Big Data: l’economia digitale vale già 4,7 miliardi

In principio erano gli elenchi telefonici. Quei libroni suddivisi per provincia che contenevano cognome, nome, numero di telefono, indirizzo e in alcuni casi anche posizione lavorativa di milioni di italiani. Erano una fonte di dati basilare: la prima, in questa storia, travolta dalla digitalizzazione.
Digital direct marketing; programmatic; Dmp (piattaforme che raccolgono i dati e li analizzano); marketing automation hanno sostituito le funzioni svolte dalle società di raccolta dati che impacchettavano quelli contenenti negli elenchi e li vendevano al telemarketing. Succedeva una decina di anni fa.
L’incremento del mercato 
Oggi il contesto è molto cambiato. Con l’esplosione di Internet e del mondo mobile la profilazione di un utente sfiora precisioni millimetriche. Il mercato dei dati personali in Italia ha già sforato il muro dei 4,7 miliardi di valore nel 2016. E secondo Idc toccherà quota 7,5 miliardi di euro entro il 2020 (con uno scenario “neutro”, si veda grafico in pagina), il quarto per valore in Europa dietro a Uk (20,4 miliardi), Germania (19,5) e Francia (11,9 miliardi).
Ma chi è che raccoglie i nostri dati? «Per semplificare – spiega Augusto Preta, di It Media Consulting che si è occupato del tema nel Rapporto “L’economia dei dati: tendenze di mercato e prospettive di policy” – ci si può concentrare su tre categorie di player operanti nel cosiddetto data ecosystem, riconoscendo che alcuni di essi potrebbero ricoprire più di un ruolo: produzione e raccolta; aggregazione; analisi. In Italia esistono decine di società che si occupano di raccolta e strutturazione dei dati». Il business, come detto, è in forte crescita. E di fianco alle italiane Consodata (gruppo Seat Pagine Gialle) e Cemit (di proprietà di Mondadori), oggi sono arrivati gli attori internazionali. Come i cinesi di Alibaba. «A Milano – racconta al Sole 24 Ore Fabio de Angelis, managing director di Accenture Strategy – sta trovando grande successo il free floating (le bici si prendono e si lasciano dove capita) con oltre 8mila bici.

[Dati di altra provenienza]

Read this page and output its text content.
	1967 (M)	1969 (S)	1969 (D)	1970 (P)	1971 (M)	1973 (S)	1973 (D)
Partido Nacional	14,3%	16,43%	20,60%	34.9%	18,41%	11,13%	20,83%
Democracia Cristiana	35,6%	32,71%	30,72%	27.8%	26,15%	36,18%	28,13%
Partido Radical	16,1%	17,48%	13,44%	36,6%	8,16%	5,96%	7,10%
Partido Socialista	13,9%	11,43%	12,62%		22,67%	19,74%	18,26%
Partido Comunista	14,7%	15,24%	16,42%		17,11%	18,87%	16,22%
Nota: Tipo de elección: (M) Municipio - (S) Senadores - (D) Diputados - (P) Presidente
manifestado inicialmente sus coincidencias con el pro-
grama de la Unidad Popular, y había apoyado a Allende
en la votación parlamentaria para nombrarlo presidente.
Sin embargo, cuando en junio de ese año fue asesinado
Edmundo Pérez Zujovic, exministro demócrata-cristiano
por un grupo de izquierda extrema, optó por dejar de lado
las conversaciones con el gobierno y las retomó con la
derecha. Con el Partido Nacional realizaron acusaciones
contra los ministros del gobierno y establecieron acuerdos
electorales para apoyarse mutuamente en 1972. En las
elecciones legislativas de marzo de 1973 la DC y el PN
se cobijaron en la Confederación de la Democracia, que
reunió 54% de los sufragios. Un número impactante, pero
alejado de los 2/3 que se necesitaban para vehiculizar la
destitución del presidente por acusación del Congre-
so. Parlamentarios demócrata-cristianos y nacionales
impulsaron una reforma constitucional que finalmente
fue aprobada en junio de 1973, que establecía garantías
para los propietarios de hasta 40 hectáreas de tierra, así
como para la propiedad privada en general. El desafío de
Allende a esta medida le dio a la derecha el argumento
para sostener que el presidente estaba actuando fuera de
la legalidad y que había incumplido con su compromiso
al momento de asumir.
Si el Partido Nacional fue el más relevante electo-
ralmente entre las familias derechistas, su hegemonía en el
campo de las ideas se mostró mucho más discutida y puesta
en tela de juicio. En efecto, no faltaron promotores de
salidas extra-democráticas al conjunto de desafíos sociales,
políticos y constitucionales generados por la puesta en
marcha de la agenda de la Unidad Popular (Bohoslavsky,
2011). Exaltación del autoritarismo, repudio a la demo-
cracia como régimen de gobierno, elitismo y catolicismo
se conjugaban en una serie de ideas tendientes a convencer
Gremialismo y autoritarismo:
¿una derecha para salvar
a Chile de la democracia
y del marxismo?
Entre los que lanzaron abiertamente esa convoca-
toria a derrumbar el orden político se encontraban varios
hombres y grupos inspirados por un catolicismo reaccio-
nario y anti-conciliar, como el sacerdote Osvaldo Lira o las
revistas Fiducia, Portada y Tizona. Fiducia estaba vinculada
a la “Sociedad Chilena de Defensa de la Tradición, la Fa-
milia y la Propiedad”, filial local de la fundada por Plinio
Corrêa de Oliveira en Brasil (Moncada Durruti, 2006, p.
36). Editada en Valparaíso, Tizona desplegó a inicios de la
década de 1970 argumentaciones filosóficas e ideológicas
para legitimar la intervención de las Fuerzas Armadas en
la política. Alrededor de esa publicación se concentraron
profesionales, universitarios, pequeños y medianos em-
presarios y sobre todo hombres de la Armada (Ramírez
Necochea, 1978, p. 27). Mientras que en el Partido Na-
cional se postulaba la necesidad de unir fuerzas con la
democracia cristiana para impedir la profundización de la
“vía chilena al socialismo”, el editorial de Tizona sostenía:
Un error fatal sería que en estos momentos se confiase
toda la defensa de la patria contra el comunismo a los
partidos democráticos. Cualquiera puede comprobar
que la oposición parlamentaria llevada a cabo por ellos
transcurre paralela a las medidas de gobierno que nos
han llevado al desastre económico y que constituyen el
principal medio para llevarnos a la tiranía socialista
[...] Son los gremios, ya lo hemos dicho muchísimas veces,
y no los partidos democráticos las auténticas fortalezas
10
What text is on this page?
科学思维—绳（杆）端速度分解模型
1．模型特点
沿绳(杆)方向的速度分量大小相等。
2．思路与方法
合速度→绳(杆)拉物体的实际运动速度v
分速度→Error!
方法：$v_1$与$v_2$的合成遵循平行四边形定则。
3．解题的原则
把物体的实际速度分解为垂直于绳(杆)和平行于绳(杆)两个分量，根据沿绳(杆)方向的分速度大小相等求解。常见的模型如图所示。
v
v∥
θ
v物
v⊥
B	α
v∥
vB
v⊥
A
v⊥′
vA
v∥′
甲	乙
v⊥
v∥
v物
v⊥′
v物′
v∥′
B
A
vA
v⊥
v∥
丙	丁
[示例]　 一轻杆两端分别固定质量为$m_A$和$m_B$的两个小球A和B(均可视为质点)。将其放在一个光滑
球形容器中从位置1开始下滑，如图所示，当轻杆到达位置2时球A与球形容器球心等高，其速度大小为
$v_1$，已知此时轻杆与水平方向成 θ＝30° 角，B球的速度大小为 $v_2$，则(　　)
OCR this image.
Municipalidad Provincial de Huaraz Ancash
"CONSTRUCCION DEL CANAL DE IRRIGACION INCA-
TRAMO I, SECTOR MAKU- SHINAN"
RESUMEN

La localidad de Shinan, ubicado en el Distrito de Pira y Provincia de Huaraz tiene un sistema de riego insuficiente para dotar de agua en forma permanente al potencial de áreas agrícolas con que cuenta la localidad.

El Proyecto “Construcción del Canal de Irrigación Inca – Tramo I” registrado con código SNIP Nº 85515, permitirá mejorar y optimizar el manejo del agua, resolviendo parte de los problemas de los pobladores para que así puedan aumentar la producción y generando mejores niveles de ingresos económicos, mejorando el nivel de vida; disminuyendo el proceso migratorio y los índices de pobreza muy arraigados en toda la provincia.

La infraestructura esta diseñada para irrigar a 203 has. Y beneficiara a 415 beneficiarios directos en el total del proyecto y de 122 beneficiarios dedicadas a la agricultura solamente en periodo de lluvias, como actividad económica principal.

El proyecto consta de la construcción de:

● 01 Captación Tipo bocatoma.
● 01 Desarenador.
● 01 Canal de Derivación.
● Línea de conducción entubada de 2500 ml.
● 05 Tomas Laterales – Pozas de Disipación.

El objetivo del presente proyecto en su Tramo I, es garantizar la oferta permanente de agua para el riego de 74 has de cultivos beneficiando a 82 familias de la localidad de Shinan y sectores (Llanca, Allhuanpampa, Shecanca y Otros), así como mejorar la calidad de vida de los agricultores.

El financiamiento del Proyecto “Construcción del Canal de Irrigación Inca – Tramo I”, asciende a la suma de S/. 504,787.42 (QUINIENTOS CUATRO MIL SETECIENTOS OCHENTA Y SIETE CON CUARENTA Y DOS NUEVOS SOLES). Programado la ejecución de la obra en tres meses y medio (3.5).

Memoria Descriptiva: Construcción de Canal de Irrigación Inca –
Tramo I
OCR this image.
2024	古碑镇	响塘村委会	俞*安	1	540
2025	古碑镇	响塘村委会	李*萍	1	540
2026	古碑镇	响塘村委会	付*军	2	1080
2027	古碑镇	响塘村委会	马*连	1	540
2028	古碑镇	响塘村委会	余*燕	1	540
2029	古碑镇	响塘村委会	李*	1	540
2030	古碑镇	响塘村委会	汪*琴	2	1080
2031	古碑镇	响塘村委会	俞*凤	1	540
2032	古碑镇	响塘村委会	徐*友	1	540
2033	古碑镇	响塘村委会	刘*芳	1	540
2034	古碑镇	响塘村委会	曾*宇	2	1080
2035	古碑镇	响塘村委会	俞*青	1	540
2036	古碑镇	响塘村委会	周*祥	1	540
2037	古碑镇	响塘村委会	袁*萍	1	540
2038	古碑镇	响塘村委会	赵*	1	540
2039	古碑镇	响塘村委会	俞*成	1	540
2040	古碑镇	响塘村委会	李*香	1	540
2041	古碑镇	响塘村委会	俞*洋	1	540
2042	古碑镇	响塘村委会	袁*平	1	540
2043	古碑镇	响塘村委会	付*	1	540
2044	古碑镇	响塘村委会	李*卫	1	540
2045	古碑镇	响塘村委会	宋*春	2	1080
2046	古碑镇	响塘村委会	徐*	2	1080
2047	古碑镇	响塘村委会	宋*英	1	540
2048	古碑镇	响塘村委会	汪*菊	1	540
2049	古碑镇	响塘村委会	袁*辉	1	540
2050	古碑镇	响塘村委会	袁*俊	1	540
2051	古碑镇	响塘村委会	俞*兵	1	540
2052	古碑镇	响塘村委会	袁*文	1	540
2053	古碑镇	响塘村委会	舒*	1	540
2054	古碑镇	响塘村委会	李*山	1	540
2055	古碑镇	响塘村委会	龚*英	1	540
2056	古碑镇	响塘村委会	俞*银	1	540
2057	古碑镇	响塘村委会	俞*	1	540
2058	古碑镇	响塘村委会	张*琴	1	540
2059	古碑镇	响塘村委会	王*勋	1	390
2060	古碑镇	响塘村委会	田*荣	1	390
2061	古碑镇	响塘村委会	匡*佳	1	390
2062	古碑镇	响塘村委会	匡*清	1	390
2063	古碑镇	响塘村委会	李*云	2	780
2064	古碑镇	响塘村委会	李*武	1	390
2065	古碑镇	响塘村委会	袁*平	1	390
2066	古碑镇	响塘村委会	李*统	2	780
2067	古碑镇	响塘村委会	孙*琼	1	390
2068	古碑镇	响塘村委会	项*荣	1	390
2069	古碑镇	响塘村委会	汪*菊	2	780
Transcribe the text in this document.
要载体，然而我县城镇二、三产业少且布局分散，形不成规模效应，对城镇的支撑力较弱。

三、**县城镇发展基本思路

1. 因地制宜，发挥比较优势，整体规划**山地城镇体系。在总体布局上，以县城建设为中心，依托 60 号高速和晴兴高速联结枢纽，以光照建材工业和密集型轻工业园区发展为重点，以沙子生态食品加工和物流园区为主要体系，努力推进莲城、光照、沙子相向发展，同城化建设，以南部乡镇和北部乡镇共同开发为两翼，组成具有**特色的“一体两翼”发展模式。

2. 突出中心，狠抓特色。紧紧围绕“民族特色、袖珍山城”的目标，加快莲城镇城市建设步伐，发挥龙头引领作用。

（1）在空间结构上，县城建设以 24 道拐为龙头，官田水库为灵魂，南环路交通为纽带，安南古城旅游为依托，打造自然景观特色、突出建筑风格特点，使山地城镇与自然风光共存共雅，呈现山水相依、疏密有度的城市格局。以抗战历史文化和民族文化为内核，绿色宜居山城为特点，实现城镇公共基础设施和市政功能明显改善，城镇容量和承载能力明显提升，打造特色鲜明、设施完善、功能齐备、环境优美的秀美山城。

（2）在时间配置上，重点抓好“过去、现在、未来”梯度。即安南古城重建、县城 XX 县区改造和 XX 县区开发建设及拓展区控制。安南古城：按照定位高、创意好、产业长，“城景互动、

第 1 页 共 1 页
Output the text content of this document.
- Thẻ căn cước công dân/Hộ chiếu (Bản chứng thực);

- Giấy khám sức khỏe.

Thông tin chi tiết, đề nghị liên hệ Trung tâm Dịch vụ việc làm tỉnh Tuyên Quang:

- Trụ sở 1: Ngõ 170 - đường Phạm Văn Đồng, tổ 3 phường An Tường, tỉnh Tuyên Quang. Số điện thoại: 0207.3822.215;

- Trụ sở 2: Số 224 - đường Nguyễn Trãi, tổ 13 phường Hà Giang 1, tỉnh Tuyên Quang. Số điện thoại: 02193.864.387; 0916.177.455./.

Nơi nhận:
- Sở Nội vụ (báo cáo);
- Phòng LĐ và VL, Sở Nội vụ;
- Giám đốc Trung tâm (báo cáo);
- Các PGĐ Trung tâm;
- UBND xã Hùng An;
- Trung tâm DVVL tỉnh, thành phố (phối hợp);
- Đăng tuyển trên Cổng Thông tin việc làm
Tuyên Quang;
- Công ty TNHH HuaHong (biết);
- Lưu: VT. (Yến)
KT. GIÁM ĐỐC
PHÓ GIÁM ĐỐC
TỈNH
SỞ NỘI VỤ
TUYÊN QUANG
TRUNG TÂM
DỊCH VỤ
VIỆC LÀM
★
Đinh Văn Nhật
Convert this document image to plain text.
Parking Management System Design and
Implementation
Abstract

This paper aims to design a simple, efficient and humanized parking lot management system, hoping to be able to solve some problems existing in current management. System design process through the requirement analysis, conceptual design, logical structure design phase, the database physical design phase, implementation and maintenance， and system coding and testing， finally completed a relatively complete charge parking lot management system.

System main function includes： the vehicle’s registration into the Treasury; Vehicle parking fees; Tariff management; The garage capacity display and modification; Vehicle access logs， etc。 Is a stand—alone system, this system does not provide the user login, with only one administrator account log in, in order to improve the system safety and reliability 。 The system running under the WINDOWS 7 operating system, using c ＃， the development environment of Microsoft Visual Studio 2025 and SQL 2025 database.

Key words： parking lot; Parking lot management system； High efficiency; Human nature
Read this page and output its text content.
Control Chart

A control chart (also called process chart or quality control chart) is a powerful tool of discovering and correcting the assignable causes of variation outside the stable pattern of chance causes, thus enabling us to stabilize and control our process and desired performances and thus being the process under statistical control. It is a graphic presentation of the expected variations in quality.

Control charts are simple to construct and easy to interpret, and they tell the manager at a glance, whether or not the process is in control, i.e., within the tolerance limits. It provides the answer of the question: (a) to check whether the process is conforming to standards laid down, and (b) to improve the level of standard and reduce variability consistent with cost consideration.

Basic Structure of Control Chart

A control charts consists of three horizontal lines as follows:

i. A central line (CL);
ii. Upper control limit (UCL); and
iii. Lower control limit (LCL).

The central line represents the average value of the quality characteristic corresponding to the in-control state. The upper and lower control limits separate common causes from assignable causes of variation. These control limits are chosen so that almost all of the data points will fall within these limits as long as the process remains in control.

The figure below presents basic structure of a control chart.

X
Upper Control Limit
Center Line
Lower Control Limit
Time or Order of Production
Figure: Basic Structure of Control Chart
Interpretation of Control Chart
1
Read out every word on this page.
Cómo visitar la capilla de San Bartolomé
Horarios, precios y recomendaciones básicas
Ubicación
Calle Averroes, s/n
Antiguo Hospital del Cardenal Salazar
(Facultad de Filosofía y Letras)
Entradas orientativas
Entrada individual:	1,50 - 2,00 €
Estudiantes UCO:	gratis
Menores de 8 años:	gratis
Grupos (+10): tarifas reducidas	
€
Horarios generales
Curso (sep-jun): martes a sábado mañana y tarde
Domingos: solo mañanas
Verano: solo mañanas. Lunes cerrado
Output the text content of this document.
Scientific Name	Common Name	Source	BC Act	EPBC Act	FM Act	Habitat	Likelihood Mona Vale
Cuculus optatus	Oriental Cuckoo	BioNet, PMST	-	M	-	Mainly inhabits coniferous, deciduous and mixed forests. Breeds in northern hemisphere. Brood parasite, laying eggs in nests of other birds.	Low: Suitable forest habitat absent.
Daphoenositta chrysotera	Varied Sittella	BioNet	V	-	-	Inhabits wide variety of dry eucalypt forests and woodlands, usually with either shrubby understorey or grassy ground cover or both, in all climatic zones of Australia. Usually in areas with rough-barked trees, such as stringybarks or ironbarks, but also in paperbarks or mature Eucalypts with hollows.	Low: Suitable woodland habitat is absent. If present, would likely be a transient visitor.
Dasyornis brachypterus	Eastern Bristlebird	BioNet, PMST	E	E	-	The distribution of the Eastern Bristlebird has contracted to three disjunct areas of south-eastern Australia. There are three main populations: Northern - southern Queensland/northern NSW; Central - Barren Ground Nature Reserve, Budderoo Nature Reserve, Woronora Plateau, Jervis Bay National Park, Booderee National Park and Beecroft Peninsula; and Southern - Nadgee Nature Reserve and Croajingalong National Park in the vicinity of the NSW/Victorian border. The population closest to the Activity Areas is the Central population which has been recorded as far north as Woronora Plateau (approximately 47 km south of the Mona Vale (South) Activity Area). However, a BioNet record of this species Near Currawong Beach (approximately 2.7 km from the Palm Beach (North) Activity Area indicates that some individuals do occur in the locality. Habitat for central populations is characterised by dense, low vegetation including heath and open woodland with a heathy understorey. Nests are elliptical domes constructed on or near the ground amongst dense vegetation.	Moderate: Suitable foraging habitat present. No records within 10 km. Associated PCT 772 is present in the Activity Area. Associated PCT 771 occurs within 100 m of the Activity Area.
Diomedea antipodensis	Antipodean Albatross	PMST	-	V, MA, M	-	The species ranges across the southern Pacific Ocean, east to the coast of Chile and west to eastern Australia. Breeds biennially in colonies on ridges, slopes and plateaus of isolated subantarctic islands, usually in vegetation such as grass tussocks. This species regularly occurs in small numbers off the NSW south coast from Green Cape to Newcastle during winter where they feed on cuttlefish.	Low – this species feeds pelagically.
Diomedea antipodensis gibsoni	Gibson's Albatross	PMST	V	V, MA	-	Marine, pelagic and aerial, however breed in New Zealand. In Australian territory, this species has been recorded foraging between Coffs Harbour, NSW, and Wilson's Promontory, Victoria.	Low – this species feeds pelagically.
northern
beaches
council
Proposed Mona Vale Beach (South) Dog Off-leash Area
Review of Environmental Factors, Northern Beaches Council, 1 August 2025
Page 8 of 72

Il free floating è un successo istantaneo globale dei due principali player: Mobike e Ofobike, società nate in Cina da startup. Il bike sharing libero è, almeno in apparenza, un business in perdita anche considerate le tariffe del servizio (tra i 30-50 centesimi a corsa), ma alle aziende cinesi interessano i dati dei clienti. Non per niente, come riferisce Forbes, dietro Ofo c’è Alibaba, attraverso il suo affiliato finanziario Ant Financial. Per la crescita di un tale gigante dell’e-commerce la raccolta di dati sul commuting, le abitudini di shopping e la capacità di spesa e di credito di chi usa normalmente le biciclette per muoversi è indispensabile».